Social reasons on school application

(13 Posts)
Lambzig Mon 11-Nov-13 20:17:43

I am applying for my daughters school and in the reasons for applying there is a box you can tick for "I am applying to this school for social reasons". I can't find any guidance from the county as to what 'social reasons' are. I am assuming they are meant to cover children with specific reasons rather than vague concepts about liking the school or having friends there. Could anyone please advise me what social reasons cover?

OP’s posts: |
Ferguson Mon 11-Nov-13 20:21:56

I don't really know, but might it be if you already have relatives or friends there?

dizzyday07 Mon 11-Nov-13 20:24:20

I think that was on my DD's form when we applied for Reception and we just put that it was our only village school!

mymatemax Mon 11-Nov-13 20:26:04

a social worker friend managed to get her child at their preferred out of catchment school on the grounds that she had many families on her caseload that attended the catchment school & it could cause social difficulties for the child & conflict of interest for her self.

admission Mon 11-Nov-13 20:53:18

You need to look at the admission criteria to confirm exactly what it says but a good number of Local Authorities have an admission criteria that gives high priority to medical and social needs.
The point to understand is that there is a very high barrier to getting acceptance under this criteria and if you are applying under this criteria I would urge you to talk to the LA about exactly what information they need to assess the reason for wanting admission under this criteria. It is no use just applying, it will almost certainly not be accepted.
In terms of social issues, certainly the example by mymatemax is quite typical of what is possible to be accepted under the criteria and could apply to police, youth workers or other such professions for similar reasons.
The other main one is where there is a particular reason why the catchment school is not acceptable is something like a single mother with issues around partners who are abusive. It is at that kind of level and not for such issues as this is where all daughters friends are going.
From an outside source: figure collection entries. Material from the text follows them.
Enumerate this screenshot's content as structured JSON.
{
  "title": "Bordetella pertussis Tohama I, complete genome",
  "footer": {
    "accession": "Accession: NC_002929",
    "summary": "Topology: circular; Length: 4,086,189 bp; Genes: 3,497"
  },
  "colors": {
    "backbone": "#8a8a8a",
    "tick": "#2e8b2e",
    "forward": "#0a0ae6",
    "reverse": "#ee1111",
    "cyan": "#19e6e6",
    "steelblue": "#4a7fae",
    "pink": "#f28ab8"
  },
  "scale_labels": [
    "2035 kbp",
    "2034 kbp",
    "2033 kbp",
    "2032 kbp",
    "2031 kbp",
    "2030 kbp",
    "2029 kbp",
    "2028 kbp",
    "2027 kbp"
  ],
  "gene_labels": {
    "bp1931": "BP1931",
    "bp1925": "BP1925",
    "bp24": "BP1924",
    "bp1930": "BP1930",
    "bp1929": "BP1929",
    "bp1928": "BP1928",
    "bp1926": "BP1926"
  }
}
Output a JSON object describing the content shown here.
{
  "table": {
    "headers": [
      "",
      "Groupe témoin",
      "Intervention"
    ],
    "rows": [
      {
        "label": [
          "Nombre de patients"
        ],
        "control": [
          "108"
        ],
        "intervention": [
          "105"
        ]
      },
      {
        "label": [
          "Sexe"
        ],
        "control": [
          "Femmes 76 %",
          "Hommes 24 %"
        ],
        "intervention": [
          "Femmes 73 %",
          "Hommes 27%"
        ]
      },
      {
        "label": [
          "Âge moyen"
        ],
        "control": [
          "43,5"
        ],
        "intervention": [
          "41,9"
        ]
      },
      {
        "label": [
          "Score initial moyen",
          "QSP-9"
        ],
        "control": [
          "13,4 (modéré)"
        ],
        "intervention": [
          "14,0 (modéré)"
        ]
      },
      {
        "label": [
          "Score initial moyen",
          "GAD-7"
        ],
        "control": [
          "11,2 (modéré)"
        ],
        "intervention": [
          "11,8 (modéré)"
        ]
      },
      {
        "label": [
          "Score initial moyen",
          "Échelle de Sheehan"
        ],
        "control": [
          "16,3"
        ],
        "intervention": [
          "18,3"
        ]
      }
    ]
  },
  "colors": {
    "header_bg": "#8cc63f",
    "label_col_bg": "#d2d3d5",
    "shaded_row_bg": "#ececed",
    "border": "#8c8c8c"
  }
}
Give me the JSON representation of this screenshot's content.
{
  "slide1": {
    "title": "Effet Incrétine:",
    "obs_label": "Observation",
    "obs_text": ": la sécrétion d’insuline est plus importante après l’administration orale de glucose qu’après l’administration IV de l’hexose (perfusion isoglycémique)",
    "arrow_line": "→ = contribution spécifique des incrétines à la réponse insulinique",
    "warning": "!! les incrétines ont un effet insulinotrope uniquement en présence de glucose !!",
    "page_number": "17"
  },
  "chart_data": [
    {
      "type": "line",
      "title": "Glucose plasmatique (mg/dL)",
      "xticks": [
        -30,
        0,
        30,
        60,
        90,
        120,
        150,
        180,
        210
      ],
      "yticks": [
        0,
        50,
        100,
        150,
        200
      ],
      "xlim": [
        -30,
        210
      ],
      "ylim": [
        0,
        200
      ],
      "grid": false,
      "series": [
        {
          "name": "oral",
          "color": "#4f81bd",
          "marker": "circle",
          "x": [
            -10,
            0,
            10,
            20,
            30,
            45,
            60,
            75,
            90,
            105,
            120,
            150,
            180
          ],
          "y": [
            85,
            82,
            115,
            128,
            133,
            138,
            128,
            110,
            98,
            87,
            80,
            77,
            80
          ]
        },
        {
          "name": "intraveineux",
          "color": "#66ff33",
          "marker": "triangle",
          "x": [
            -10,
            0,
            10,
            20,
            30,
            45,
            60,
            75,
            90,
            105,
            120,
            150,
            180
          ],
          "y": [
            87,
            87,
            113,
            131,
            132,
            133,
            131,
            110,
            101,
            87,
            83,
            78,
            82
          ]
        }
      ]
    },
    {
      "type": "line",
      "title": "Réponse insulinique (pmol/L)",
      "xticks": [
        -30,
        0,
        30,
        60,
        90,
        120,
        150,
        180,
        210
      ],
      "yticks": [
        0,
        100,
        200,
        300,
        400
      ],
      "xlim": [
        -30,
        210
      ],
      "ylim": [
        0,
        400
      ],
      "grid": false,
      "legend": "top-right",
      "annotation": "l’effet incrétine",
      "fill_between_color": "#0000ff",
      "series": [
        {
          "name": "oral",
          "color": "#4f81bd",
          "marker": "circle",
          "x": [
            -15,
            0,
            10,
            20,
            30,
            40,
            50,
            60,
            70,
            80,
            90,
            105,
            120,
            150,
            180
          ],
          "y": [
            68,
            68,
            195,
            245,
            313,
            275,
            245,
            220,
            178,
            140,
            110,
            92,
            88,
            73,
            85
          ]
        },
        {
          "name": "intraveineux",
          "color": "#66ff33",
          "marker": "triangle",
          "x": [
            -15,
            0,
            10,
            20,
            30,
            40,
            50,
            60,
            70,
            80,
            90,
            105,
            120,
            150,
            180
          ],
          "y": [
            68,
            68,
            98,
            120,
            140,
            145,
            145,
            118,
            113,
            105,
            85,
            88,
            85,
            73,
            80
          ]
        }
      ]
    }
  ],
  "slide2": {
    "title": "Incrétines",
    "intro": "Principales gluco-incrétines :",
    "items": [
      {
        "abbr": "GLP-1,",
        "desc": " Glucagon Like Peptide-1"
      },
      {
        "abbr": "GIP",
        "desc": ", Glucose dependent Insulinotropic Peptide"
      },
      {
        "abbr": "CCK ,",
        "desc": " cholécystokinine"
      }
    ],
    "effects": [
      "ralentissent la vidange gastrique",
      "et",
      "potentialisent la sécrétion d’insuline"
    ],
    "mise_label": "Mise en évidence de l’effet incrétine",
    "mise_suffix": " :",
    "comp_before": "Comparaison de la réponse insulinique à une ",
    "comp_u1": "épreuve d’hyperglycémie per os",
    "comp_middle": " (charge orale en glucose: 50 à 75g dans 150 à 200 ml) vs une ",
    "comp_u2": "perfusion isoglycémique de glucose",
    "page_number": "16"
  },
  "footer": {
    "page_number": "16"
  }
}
Livvylongpants Mon 11-Nov-13 21:05:57

Message withdrawn at poster's request.

Lambzig Mon 11-Nov-13 21:50:08

Thank you, this is far more informative than the county's admissions criteria document which gives no interpretation of what they mean by social reasons at all

I do think dd may have a reason that would count. I just didn't want to be an arse about it if it was a particular category of social need. The 1st choice school is our catchment area school so perhaps we would be ok anyway.

OP’s posts: |


tiggytape Mon 11-Nov-13 22:24:42

Message withdrawn at poster's request.

cory Tue 12-Nov-13 08:28:11

Social reasons I have come across or heard of have included:

child with extreme anxiety applying to be with friends (extreme anxiety confirmed by Mental Health clinic)

child with terminally ill parents applying to go to school with specially trained bereavement counsellors (terminal illness confirmed by letter from GP)

child who has been abused or severely bullied applying to school which is not next to abuser's family home or attended by bullies

As tiggytape says, you would be looking at something that can easily be supported by professionals: e.g. a level of anxiety that has already required involvement from mental health professionals, a level of bullying/abuse that means SS or the police already know about your family.

Lambzig Thu 14-Nov-13 10:38:31

Thank you all thanks

I have decided on reflection that I am not going to tick social reasons (don't want to make a big thing of it) and will just write something about loving the school, local community which I am sure will never get read.

OP’s posts: |
Toystorey1 Sat 29-Feb-20 22:02:27

My son has two younger disabled siblings we want to apply for the chosen school because it will give ewanzthr rest bite would that count

cabbageking Sun 01-Mar-20 02:29:50

First thing to do is to check the school has a criterion for this.
It would need to be the closest school to help to reduce stress as much as possible. A doctor or similar medical professional would need to name the school and the children's issues along with a medical opinion as to why the named school is the best option. The starting point is all and any school can provide for any child unless you can evidence ofherwise.

If the chosen school is not your nearest school then your argument goes out the window as any respite time is reduced with additional time for travel.
That would be my thoughts.

LIZS Sun 01-Mar-20 10:29:51

Can you start a new thread with more information as previous posts are old. Unlikely sibling situation would have any influence though, unless this child is a carer for example.